Nurul Suhaila

Personal information
- Full name: Nurul Suhaila Binte Mohamed Saiful
- Nationality: Singaporean
- Born: 25 February 1995 (age 31) Singapore

Sport
- Country: Singapore
- Sport: Pencak Silat

Medal record
Women's pencak silat
Representing Singapore
Pencak World Championship
| Gold medal – first place | 2018 Singapore | Class D (60-65kg) |
| Silver medal – second place | 2015 Phuket | Match Class D |
| Bronze medal – third place | 2012 Chiang Rai | Match Class C (55-60kg) |
Southeast Asian Games
| Gold medal – first place | 2021 Hanoi | Class E 65–70 kg |
| Bronze medal – third place | 2015 Singapore | Class D 60–65 kg |
| Bronze medal – third place | 2017 Kuala Lumpur | Class D 60–65 kg |
| Bronze medal – third place | 2019 Philippines | Class B 50–55 kg |
Asian Beach Games
| Bronze medal – third place | 2016 Vietnam | Class D 60–65 kg |
South East Asian Pencak Silat Championship
| Bronze medal – third place | 2015 SEA Pencek Silat Championship | Class D |

= Nurul Suhaila =

Singaporean pencak silat practitioner

Nurul Suhaila Binte Mohamed Saiful (born 25 February 1995) is a Singaporean pencak silat practitioner. She represented Singapore at the Southeast Asian Games, the Asian Games and the Pencak World Championships. Nurul won her first world championship in 2018, at the 15th World Pencak Silat Championship.

==Career==
Nurul Suhaila started getting interested in Silat when she watched her brother fight. She then decided to compete and prove that girls can fight just as well as the boys can.

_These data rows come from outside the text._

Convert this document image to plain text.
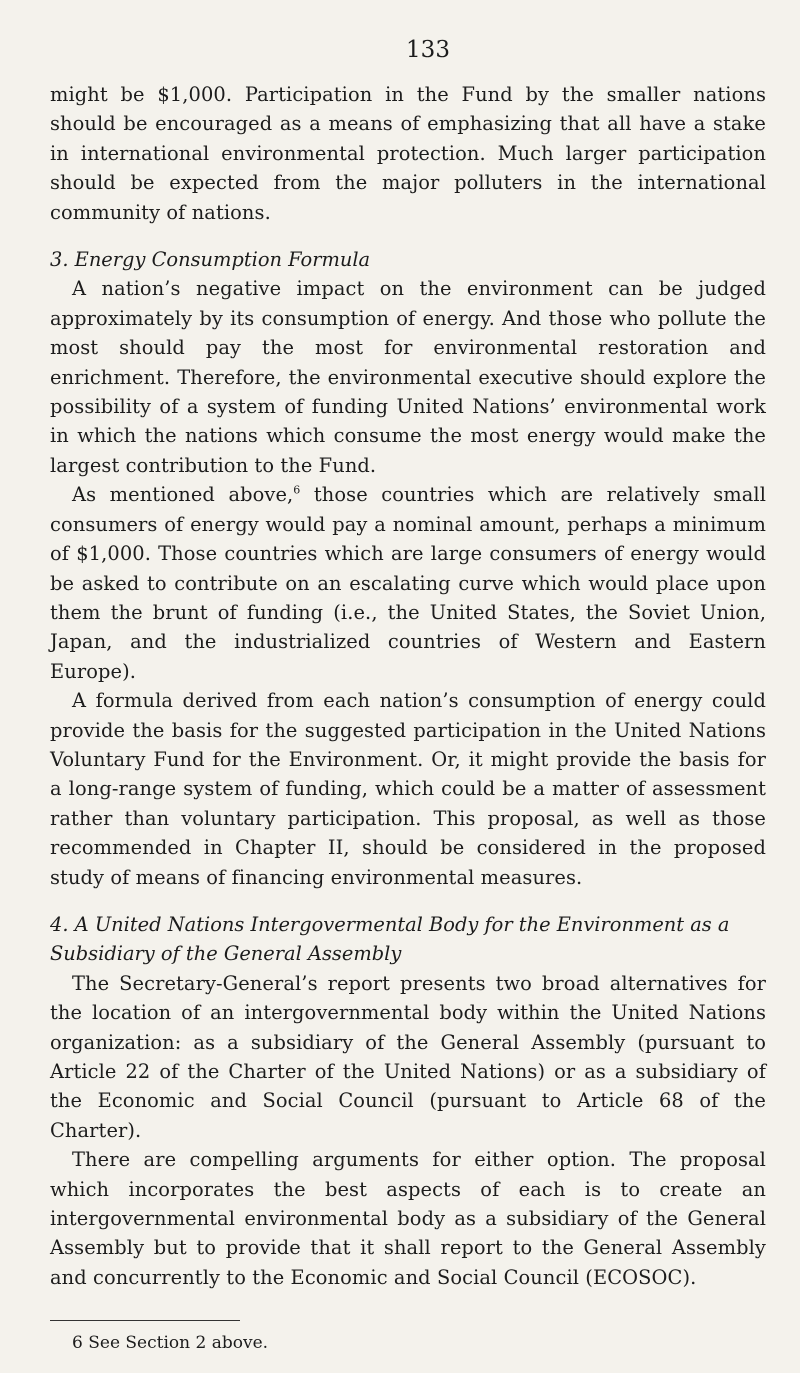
133

might be $1,000. Participation in the Fund by the smaller nations should be encouraged as a means of emphasizing that all have a stake in international environmental protection. Much larger participation should be expected from the major polluters in the international community of nations.

3. Energy Consumption Formula

A nation’s negative impact on the environment can be judged approximately by its consumption of energy. And those who pollute the most should pay the most for environmental restoration and enrichment. Therefore, the environmental executive should explore the possibility of a system of funding United Nations’ environmental work in which the nations which consume the most energy would make the largest contribution to the Fund.

As mentioned above,$^6$ those countries which are relatively small consumers of energy would pay a nominal amount, perhaps a minimum of $1,000. Those countries which are large consumers of energy would be asked to contribute on an escalating curve which would place upon them the brunt of funding (i.e., the United States, the Soviet Union, Japan, and the industrialized countries of Western and Eastern Europe).

A formula derived from each nation’s consumption of energy could provide the basis for the suggested participation in the United Nations Voluntary Fund for the Environment. Or, it might provide the basis for a long-range system of funding, which could be a matter of assessment rather than voluntary participation. This proposal, as well as those recommended in Chapter II, should be considered in the proposed study of means of financing environmental measures.

4. A United Nations Intergovermental Body for the Environment as a Subsidiary of the General Assembly

The Secretary-General’s report presents two broad alternatives for the location of an intergovernmental body within the United Nations organization: as a subsidiary of the General Assembly (pursuant to Article 22 of the Charter of the United Nations) or as a subsidiary of the Economic and Social Council (pursuant to Article 68 of the Charter).

There are compelling arguments for either option. The proposal which incorporates the best aspects of each is to create an intergovernmental environmental body as a subsidiary of the General Assembly but to provide that it shall report to the General Assembly and concurrently to the Economic and Social Council (ECOSOC).

6 See Section 2 above.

Nurul Suhaila started Her Professional Career in Pencak silat at the 2013 Southeast Asian Games, but She was outmatched by Malaysian Pesilat Siti Zubaidah Che Omar at the Quarter Finals with a score of 5-0. An accomplished silat exponent, Nurul Suhaila clinched a bronze medal for her category (Class D, 60 to 65kg) at the 2015 Southeast Asian Games and also a gold medal at the Sijori Pencak Silat Championships in 2014.

Selly Andriani had denied Suhaila gold in the final of the 15th World Pencak Silat Championship, and defeated the Singaporean again in the semi-final of the same tournament the following year, which resulted in Suhaila getting a silver and bronze respectively. However, at the 18th World Pencak Silat Championship, Suhaila defeated two-time world champion, Selly Andriani 4-1 at the OCBC Arena to enter Class D (60-65kg) final. She faced Thailand's Janejira Wankrue and defeated the latter, and got her first world title.

In 2019, at the first United States Open Pencak Silat Championships in Sterling, Virginia, Singapore won 16 gold medals out of a possible 27. Suhaila, together with Sheik Ferdous and Iqbal Abdul Rahman, won gold in the tournament.

In Pencak silat at the 2019 Southeast Asian Games, Suhaila was defeated by Vietnamese Pesilat Tran Thi Them in the Semi-finals, resulting Her to achieve the bronze medal

Nurul Suhaila finally won Gold in Pencak silat at the 2021 Southeast Asian Games, after defeating Her Malaysian rival Siti Shazwana Ajak

However in Pencak silat at the 2023 Southeast Asian Games, Nurul Suhaila was defeated by Vietnam's Quang Thi Thu Ngia in the Semi-Finals, making Her won the Bronze

==Personal life==
Nurul Suhaila has an older sister, Nurul Shafiqah Saiful, who is also a national pencak silat athlete.

Suhaila graduated from Ngee Ann Polytechnic with a diploma in mass communications.